Au delà du jeu des références et des influences qui n’empêcheront aucunemen les lecteurs peu au fait de celles-ci de prendre un pied d’enfer, la série emporte l’adhésion par ses simples qualités formelles d’écritures et de dessins. Paul Pelletier offre ainsi des planches claires et bien construites, des personnages bien caractérisés et amplifie très bien la narration des scénaristes via la construction du récit. Le premier épisode est à ce titre une petite perle et pose très bien le ton qui traversera la série tout du long de ses vingt-cinq numéros. Tels des acrobates doués, Abnett, Lanning et Pelletier font une prestation qui nous émerveille en arrivant à mixer flash-back posant le contexte de la création de l’équipe, action dantesque au présent et flash-forward mettant à la fois en lumière ce qu’il vient de se passer tout en participant à la présentation des personnages. Cette méthode (représentée par les rapports que font les Gardiens après la mission) apporte une distanciation bienvenue permettant à la fois des effets comiques mais se révélant également facteur de teasing palpitants pour des événements à venir.

 

Faut admettre que "Gardiens de la Galaxie" ça pète comme nom

Faut admettre que « Gardiens de la Galaxie » ça pète comme nom

Enfin si on adhère autant aux Gardiens de la Galaxie c’est aussi pour ses personnages. Voilà une équipe composée d’individualités extrêmement fortes qui doivent cohabiter et travailler ensemble. Il y a un petit coté Uncanny X-Men des débuts de Chris Claremont qui traverse la série mais, space opera oblige, on pense également beaucoup à la série Farscape et son groupe hétéroclite devenant de plus en plus uni au fil des épisodes³. Si on atteint pas ce niveaux de fraternité (du moins durant les six premiers épisodes compilés dans ce premier tome) on trouve tout de même un fort esprit de camaraderie qui se développe au fil des pages. Si les deux premiers épisodes font office d’introduction, les quatre suivants, basés sur un histoire paranoïaque digne du The Thing de John Carpenter, permettent d’ailleurs de bien souder le groupe et cela malgré la fin de cet arc.

 

Les fondations sont donc posées pour une jeune équipe où le sentiment que tout peut arriver nous étreint très facilement. De toutes les publications concernant Les Gardiens de la Galaxie c’est clairement cette série qui se révèle indispensable. Malgré son échec public elle reste parmi les meilleures productions de ces dernières années grâce à des personnages charismatiques et des aventures qui nous tiennent en haleine. Quelques part ce n’est que justice de constater le succès du film basé sur ce comic-book, et cela nous fait bien plaisir.

 

 

 

Les Gardiens de la Galaxie – Tome 1 : Héritage (Marvel Deluxe, Panini Comics, Marvel) comprend les épisodes US de Guardians of the Galaxy (2008) #1 à #6.

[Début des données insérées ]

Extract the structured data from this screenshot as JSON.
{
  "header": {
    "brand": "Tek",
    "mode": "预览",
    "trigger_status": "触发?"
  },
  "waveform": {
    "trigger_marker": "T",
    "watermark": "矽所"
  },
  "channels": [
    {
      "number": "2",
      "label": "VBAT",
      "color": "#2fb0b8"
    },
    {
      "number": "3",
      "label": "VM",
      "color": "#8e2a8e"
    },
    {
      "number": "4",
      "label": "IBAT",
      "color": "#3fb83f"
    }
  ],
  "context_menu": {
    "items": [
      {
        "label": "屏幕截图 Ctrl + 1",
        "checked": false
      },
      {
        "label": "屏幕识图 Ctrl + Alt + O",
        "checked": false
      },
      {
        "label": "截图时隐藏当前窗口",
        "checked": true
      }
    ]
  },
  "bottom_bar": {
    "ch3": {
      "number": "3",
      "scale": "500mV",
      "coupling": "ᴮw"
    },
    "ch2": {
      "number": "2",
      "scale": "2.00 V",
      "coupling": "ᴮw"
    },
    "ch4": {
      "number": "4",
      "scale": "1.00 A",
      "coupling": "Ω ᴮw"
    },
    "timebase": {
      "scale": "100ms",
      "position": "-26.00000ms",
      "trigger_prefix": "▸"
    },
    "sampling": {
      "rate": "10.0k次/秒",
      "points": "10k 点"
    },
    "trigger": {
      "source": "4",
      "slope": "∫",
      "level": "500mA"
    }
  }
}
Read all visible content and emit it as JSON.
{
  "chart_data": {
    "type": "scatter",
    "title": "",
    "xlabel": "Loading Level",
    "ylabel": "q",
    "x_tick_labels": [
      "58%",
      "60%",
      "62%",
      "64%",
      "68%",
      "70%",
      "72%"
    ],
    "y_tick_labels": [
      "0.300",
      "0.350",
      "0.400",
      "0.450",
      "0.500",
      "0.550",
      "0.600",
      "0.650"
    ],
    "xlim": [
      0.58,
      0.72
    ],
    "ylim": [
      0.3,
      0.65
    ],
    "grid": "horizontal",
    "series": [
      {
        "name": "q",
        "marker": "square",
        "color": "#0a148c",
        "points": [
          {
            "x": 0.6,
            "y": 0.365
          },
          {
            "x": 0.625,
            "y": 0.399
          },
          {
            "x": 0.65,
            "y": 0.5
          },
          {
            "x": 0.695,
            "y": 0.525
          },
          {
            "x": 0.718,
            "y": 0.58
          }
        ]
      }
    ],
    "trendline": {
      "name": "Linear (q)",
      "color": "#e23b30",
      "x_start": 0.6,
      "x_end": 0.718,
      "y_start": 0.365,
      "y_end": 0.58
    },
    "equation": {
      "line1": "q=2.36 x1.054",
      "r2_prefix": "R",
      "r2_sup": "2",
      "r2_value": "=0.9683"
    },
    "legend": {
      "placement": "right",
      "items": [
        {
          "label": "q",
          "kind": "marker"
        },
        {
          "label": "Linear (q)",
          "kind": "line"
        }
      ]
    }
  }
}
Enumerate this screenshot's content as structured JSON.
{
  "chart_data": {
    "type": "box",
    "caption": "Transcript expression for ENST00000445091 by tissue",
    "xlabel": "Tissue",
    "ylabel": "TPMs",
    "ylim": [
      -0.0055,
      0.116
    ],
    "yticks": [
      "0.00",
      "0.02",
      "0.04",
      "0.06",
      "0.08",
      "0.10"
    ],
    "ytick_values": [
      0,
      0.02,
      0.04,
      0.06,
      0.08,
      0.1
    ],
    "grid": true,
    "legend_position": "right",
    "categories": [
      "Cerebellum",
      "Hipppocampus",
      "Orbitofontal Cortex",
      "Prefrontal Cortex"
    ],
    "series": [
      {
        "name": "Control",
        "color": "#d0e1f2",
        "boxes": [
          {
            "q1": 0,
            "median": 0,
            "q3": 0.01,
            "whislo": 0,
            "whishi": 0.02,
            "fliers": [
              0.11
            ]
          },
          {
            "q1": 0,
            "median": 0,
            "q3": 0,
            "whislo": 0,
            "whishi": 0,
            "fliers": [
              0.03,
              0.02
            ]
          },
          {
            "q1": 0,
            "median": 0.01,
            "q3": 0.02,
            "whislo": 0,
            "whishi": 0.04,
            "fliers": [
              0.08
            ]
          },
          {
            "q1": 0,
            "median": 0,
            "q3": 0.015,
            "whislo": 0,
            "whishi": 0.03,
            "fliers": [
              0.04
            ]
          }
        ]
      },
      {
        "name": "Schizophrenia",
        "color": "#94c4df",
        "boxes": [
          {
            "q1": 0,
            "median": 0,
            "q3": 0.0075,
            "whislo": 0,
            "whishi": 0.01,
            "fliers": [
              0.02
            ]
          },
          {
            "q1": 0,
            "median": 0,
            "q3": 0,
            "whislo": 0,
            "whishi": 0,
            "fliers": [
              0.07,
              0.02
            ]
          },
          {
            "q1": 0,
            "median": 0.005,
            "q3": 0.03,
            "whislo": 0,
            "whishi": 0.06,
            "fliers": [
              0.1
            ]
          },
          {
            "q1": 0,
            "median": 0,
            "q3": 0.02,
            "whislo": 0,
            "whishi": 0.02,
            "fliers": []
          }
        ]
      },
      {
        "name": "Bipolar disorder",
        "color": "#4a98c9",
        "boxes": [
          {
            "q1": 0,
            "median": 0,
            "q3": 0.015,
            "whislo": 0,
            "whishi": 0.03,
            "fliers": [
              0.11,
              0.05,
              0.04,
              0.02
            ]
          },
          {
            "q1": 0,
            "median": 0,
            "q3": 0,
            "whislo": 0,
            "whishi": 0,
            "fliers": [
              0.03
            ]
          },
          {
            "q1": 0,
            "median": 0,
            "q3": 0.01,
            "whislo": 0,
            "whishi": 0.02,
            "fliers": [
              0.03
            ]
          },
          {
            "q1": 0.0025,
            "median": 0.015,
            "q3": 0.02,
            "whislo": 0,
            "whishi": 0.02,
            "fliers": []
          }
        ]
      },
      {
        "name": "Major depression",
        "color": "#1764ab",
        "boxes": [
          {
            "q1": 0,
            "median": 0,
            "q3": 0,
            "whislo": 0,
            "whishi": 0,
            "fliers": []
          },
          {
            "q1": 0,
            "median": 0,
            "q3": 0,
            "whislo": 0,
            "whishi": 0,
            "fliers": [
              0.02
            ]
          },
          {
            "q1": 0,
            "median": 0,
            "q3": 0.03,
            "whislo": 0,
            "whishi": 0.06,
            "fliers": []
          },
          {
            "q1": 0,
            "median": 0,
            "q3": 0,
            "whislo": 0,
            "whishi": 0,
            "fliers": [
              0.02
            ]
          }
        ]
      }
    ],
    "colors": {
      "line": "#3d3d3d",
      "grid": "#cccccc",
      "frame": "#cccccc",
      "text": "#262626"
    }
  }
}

Écrit par Dan Abnett et Andy Lanning

Dessiné par Paul Pelletier

Prix : 17,50 €

Critique basée sur les épisodes publiés dans la revue Marvel Universe n°14 et n°15

 

 

 

¹ Event racontant l’invasion de la Terre par les Skrulls une race pouvant prendre n’importe qu’elle apparence

² Jeux de figurines anglais crée en 1987, il prend pour cadre un univers futuriste en proie à une guerre perpétuelle entre différentes races

³ Et le film joue encore plus sur cette affiliation.